In connection with the proposed transaction, Novus Capital will file a registration statement on Form S-4 (the “Registration Statement”) with the SEC, which will include a preliminary proxy statement to be distributed to holders of Novus Capital’s common stock in connection with Novus Capital’s solicitation of proxies for the vote by Novus Capital’s stockholders with respect to the proposed transaction and other matters as described in the Registration Statement, as well as the prospectus relating to the offer of securities to be issued to AppHarvest’s stockholders in connection with the proposed transaction.
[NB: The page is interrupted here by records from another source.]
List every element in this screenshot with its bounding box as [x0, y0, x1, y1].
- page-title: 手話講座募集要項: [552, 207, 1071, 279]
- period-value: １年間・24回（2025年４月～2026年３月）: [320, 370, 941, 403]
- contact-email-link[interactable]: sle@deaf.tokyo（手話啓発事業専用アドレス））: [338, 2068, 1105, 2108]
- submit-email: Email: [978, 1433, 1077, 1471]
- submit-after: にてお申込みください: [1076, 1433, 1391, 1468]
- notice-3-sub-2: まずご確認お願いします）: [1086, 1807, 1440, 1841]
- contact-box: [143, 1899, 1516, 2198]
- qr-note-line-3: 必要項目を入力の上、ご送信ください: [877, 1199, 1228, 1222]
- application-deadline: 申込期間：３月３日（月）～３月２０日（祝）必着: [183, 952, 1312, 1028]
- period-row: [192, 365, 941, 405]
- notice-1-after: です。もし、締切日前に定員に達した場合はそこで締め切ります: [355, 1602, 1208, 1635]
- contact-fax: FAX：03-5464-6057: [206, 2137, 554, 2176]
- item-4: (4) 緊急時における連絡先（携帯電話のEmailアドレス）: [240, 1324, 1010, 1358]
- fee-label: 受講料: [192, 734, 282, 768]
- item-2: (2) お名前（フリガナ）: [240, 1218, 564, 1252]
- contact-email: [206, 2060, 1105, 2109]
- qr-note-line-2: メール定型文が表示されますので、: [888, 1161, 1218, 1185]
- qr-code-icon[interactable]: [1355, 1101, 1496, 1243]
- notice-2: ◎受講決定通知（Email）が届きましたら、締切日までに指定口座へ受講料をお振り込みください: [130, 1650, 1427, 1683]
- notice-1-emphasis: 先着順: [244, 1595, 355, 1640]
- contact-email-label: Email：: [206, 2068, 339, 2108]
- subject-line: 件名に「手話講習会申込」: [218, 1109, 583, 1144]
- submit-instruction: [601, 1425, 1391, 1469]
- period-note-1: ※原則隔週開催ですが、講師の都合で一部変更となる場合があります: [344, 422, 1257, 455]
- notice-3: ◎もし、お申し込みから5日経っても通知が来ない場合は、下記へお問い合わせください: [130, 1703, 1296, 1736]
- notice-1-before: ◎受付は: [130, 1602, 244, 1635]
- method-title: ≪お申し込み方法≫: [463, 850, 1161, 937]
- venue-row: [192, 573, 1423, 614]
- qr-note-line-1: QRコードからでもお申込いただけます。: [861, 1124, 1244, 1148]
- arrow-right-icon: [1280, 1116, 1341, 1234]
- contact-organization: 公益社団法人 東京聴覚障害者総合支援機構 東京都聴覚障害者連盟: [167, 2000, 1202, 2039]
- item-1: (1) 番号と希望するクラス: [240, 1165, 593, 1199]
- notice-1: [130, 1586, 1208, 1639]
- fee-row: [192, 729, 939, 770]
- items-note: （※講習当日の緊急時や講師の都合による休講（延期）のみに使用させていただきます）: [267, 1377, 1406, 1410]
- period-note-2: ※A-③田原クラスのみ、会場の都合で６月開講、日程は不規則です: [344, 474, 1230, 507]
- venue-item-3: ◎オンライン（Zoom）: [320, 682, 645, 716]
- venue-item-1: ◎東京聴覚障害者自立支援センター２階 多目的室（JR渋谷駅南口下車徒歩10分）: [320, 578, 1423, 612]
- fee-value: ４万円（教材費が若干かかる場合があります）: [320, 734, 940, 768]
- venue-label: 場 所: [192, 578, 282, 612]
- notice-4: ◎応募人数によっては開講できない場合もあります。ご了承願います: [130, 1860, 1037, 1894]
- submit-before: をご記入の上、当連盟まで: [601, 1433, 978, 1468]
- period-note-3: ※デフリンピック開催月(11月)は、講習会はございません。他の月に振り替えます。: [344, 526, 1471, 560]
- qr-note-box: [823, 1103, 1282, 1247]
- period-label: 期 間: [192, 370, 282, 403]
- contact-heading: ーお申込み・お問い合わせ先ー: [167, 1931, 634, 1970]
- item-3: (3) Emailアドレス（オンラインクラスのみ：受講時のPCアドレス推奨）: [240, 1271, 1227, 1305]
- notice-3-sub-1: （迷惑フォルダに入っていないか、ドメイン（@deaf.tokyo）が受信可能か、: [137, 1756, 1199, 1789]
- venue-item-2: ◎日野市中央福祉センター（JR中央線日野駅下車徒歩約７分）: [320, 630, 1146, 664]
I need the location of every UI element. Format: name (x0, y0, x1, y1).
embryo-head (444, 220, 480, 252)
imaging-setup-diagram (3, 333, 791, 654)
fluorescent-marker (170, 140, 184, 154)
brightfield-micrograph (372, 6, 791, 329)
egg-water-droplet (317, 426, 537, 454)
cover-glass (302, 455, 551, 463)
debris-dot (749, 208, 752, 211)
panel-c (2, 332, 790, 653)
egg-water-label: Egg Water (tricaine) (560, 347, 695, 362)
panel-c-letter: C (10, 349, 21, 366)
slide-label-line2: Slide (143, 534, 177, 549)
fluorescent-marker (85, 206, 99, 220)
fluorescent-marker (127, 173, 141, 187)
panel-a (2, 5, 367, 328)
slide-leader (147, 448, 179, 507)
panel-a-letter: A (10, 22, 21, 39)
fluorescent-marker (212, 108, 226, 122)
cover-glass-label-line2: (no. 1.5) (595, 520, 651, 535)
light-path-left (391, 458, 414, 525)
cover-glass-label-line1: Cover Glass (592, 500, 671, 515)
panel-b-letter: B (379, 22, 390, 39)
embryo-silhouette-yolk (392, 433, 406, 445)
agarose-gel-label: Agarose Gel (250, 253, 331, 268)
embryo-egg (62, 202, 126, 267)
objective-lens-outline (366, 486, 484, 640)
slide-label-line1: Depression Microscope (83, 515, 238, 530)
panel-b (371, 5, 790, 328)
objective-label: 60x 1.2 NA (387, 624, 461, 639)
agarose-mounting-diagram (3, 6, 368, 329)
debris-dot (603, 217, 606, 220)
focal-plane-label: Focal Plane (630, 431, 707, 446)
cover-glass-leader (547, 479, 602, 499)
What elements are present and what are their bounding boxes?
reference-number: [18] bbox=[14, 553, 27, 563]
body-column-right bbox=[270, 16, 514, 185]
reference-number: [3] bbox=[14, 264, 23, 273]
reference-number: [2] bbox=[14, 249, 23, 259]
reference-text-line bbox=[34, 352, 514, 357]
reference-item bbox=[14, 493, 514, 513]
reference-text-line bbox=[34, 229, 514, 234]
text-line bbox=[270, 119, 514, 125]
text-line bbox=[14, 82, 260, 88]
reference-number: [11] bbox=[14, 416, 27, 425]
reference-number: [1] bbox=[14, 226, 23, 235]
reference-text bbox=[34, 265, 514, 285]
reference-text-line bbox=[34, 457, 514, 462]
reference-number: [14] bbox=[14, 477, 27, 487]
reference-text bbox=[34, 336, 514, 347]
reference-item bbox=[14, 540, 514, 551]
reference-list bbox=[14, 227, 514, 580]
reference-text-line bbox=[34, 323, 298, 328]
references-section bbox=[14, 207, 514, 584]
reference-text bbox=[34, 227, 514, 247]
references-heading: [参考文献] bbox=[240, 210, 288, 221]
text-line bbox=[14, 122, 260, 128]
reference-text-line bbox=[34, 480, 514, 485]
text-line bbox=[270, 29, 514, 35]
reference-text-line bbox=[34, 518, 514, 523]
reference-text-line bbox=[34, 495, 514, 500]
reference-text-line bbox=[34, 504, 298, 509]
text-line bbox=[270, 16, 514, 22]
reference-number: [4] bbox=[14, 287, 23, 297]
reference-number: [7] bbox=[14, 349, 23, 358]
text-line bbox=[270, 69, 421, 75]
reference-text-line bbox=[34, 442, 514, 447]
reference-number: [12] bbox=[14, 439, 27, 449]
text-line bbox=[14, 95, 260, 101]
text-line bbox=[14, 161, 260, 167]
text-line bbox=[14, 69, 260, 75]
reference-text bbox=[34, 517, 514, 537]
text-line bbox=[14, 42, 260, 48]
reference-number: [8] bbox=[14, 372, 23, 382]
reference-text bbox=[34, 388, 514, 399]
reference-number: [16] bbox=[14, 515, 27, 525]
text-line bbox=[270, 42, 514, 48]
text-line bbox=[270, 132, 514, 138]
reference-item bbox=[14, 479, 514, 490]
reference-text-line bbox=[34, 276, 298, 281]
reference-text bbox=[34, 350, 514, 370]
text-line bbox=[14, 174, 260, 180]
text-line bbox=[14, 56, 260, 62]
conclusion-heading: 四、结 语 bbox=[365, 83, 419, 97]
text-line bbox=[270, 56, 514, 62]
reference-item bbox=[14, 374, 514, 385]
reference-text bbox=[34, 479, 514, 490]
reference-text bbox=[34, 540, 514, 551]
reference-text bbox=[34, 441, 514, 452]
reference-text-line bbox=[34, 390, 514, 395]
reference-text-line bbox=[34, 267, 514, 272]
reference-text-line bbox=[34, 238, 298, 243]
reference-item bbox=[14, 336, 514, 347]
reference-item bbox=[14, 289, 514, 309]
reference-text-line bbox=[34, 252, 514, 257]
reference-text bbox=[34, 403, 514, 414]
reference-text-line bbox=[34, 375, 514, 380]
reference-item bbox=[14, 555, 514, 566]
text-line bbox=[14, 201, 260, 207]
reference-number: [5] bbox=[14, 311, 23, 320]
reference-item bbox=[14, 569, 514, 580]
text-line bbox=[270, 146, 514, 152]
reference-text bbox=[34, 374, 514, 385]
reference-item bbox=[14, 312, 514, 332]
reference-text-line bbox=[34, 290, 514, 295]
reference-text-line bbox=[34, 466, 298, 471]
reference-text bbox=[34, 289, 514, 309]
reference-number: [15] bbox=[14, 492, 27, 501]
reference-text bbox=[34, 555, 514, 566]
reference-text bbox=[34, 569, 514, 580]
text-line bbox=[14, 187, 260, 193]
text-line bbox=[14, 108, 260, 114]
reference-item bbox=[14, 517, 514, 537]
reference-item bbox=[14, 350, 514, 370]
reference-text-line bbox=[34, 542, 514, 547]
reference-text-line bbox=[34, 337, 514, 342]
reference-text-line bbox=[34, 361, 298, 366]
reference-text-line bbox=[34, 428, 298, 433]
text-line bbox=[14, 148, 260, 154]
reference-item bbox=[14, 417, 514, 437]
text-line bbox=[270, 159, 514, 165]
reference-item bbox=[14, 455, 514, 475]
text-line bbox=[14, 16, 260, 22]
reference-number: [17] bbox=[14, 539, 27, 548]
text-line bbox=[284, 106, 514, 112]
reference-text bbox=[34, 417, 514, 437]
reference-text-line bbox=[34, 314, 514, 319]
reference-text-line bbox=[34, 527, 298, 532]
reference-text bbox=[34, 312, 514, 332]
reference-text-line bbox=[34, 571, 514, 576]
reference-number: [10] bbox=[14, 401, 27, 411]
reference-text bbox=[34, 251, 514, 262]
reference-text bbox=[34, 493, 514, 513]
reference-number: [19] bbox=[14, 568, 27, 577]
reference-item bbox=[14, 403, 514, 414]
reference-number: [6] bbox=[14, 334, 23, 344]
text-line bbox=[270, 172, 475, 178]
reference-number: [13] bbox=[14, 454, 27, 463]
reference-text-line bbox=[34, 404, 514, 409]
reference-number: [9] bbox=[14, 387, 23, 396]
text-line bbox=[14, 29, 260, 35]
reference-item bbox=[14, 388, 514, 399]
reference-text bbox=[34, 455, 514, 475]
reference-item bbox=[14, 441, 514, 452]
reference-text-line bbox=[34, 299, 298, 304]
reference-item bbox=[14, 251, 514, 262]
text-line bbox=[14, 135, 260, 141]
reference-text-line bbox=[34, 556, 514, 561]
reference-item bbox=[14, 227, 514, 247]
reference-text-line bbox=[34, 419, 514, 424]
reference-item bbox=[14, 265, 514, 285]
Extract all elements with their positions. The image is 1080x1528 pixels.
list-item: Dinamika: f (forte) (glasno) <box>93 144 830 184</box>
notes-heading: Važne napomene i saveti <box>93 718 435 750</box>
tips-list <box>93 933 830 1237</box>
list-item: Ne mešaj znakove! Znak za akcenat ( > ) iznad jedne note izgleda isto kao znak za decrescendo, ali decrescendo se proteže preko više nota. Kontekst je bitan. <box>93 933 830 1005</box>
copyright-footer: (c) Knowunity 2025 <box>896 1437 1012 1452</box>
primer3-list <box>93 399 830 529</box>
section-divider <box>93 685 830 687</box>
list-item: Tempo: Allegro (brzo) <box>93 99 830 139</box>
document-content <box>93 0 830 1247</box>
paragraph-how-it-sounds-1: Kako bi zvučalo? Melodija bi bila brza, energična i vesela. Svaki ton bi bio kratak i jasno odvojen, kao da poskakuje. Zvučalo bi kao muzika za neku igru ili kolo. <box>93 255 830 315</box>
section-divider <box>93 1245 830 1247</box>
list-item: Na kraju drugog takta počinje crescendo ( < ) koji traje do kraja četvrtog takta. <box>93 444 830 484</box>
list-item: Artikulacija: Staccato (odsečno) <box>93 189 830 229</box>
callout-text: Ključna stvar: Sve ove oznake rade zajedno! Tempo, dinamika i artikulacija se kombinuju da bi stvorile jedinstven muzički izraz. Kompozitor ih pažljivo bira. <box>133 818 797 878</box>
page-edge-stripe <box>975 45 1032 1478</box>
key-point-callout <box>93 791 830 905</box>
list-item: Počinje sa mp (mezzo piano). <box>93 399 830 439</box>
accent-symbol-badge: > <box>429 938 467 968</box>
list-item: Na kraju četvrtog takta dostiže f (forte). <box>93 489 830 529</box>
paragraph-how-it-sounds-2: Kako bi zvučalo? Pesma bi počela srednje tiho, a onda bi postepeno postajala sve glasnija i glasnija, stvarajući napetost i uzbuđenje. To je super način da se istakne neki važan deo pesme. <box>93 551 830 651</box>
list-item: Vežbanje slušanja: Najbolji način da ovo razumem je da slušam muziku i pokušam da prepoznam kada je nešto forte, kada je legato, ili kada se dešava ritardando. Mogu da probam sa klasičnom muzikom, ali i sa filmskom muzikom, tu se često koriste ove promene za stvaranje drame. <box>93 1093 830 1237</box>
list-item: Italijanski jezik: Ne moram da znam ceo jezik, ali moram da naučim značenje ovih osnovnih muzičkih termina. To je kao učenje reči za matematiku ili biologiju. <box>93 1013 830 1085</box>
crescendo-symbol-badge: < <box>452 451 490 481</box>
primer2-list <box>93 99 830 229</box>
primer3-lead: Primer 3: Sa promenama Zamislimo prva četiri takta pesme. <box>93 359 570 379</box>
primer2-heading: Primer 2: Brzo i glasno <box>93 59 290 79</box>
After the Registration Statement has been filed and declared effective, Novus Capital will mail a definitive proxy statement, when available, to its stockholders. Investors and security holders and other interested parties are urged to read the proxy statement/prospectus, any amendments thereto and any other documents filed with the SEC carefully and in their entirety when they become available because they will contain important information about Novus Capital, AppHarvest and the proposed transaction. Investors and security holders may obtain free copies of the preliminary proxy statement/prospectus and definitive proxy statement/prospectus (when available) and other documents filed with the SEC by Novus Capital through the website maintained by the SEC at http://www.sec.gov, or by directing a request to: Novus Capital Corporation, 8556 Oakmont Lane, Indianapolis, IN 46260. The information contained on, or that may be accessed through, the websites referenced in this communication is not incorporated by reference into, and is not a part of, this communication.

 

 

 

 

Participants in the Solicitation

 

Novus Capital and its directors and officers may be deemed participants in the solicitation of proxies of Novus Capital’s shareholders in connection with the proposed business combination. Security holders may obtain more detailed information regarding the names, affiliations and interests of certain of Novus Capital’s executive officers and directors in the solicitation by reading Novus Capital’s final prospectus filed with the SEC on May 15, 2020, the registration statement / proxy statement and other relevant materials filed with the SEC in connection with the business combination when they become available. Information concerning the interests of Novus Capital’s participants in the solicitation, which may, in some cases, be different than those of their stockholders generally, will be set forth in the registration statement / proxy statement relating to the business combination when it becomes available.